*The following is excerpted from an online article posted on U.S. News & World Report.
That baby simulator home economics class your child has been taking? Well, it might not turn teens off to pregnancy after all, according to new research from Australia.
Girls who took part in the country's Virtual Infant Parenting program, derived from the U.S. program Realityworks, actually had a higher likelihood of becoming pregnant than those unenrolled. Results of the trial were published Thursday in The Lancet. The study authors say their research indicates this method is not likely an efficient use of public funds in the effort to stop teen pregnancy.
"It's one thing to get results to say it doesn't work, it's another to get results that does the opposite," study author Sally Brinkman told ABC News.
The trial examined 2,834 girls across 57 schools in Western Australia (all ages 13 to 15 when the study began, and studied until age 20). More than 1,200 participated in the Virtual Infant Parenting Program, while the other 1,567 had regular health education. The researchers correlated this with hospital record and abortion clinic data.
The team found girls who participated in the program had greater abortion and pregnancy rates, with 8 percent having one birth versus the control group's 4 percent. Nine percent of girls in the program had abortions vs. the control group's 6 percent.

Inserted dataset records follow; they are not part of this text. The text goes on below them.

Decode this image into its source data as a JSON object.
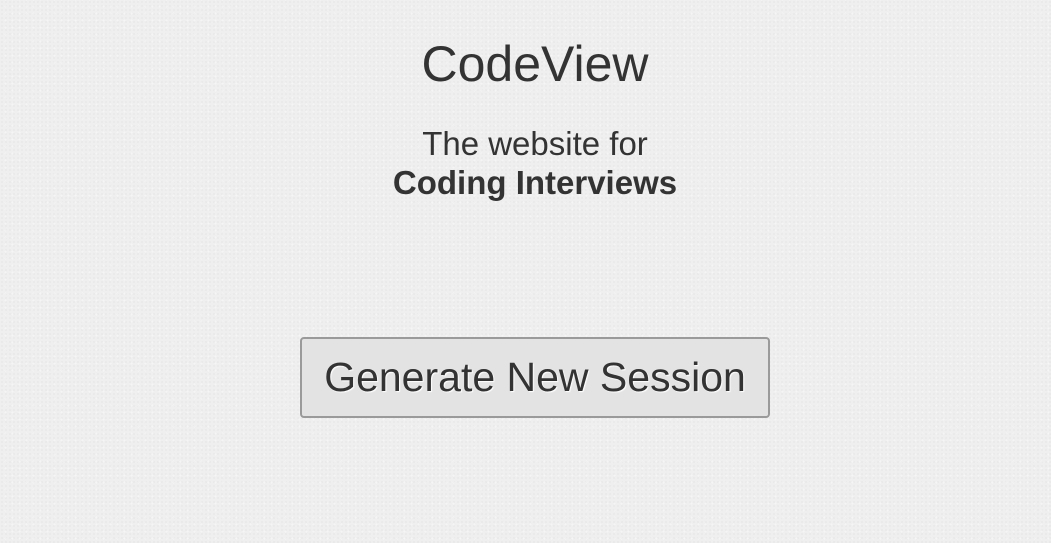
{
  "brand": {
    "title": "CodeView"
  },
  "tagline": {
    "line1": "The website for",
    "line2": "Coding Interviews"
  },
  "actions": {
    "generate_label": "Generate New Session"
  },
  "colors": {
    "background": "#efefef",
    "text": "#333333",
    "button_background": "#e3e3e3",
    "button_border": "#9a9a9a"
  }
}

Specifically, the program features educational sessions on topics like how much it costs to have a child and substance abuse during pregnancy, in addition to the oft-featured pop-culture exercise of taking a baby doll home over the weekend. This doll tracks everything from crying time to diaper changes and will indicate when it needs to eat, be rocked and more.
But what does this mean for these efforts in America? Realityworks CEO Timm Boettcher told ABC News that the Australian program differs from the U.S. program in key ways. "The study being released today by The Lancet was not a representation of our curriculum and simulator learning modality but the researchers 'adaptation' and is consequently not reflective of our product nor its efficacy," he said.